Family hopes cemetery dispute will heal divides between FLDS and non-FLDS

Published: Sunday, Jan. 9 2011 12:08 a.m. MST

AngelLee Stubbs, left, with older sister LeVonica, 9, in a photograph on a poster hanging in their mother's room at Kolob Regional Care and Rehabilitation Center.

Ryan Pedersen for KSL

COLORADO CITY, Ariz. — Melting snow and footprints formed in mud frame the small mound of freshly dug dirt on the east side of Isaac Carling Memorial Cemetery.

Atop the mound rests a multicolored plush rattle and a few dozen purple and white flowers. At its base, a temporary nameplate in the shape of an angel identifies the spot as the grave of AngelLee Heart Stubbs.

Her death was tragic.

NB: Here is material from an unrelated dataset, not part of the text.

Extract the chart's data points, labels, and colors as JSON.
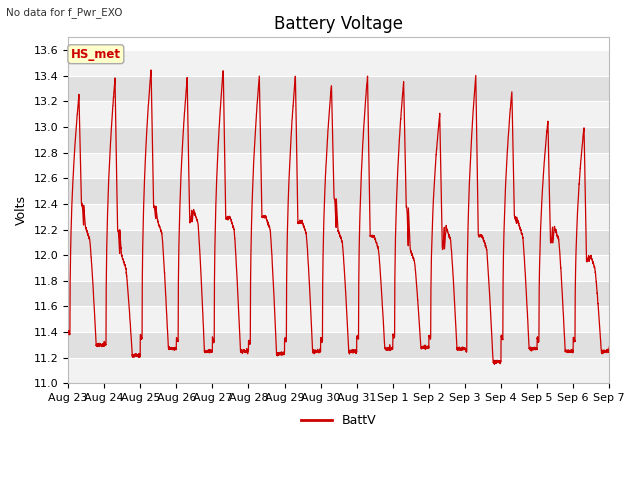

Just 10 months into her young life, AngelLee was killed when a van being driven by her mother collided with and was crushed by a loaded garbage truck.

Her burial was contentious. As a member of a non-FLDS family living in the traditionally FLDS border towns of Colorado City, Ariz., and Hildale, Utah, she was deemed by some to be not worthy of burial next to her grandfather.

Today, as tensions build between many faithful followers of Fundamentalist LDS Church leader Warren Jeffs and those who've chosen to leave the religion but not the community, AngelLee's parents are hoping their daughter can become a symbol of peace and healing.

"She was an absolute angel. We totally picked a perfect name for her," AngelLee's mother, Violet Jessop, said from her hospital bed at Kolob Regional Care and Rehabilitation in Cedar City. "She was just a real special spirit."

A poster decorated with photos of AngelLee and handwritten messages to the girl hangs on one wall of the recovery room Jessop temporarily calls home while physically and emotionally healing from the Dec. 6 accident and the events that followed.

"She loved everybody, and she always had a smile for everybody," Jessop told the Deseret News.

Love, the girl's parents say, is what's missing from their community. Too often neighbors and family members are made to feel like outsiders in a town where many of them were raised.

The so-called "apostates" who no longer consider themselves members of the FLDS religion say they often are shunned by their FLDS neighbors despite church teachings to love one another.

Members of the community say it's a schism that has been around for decades but has gotten much wider since 2002, when Jeffs took over as church leader. And as that divide continues to grow, non-FLDS residents fear that what so far has been akin to schoolyard bullying could soon become violent.

"You literally have the Middle East waiting to happen on the Utah and Arizona borders," said Ezra Draper, who years ago left the FLDS religion but has chosen to reside in the community.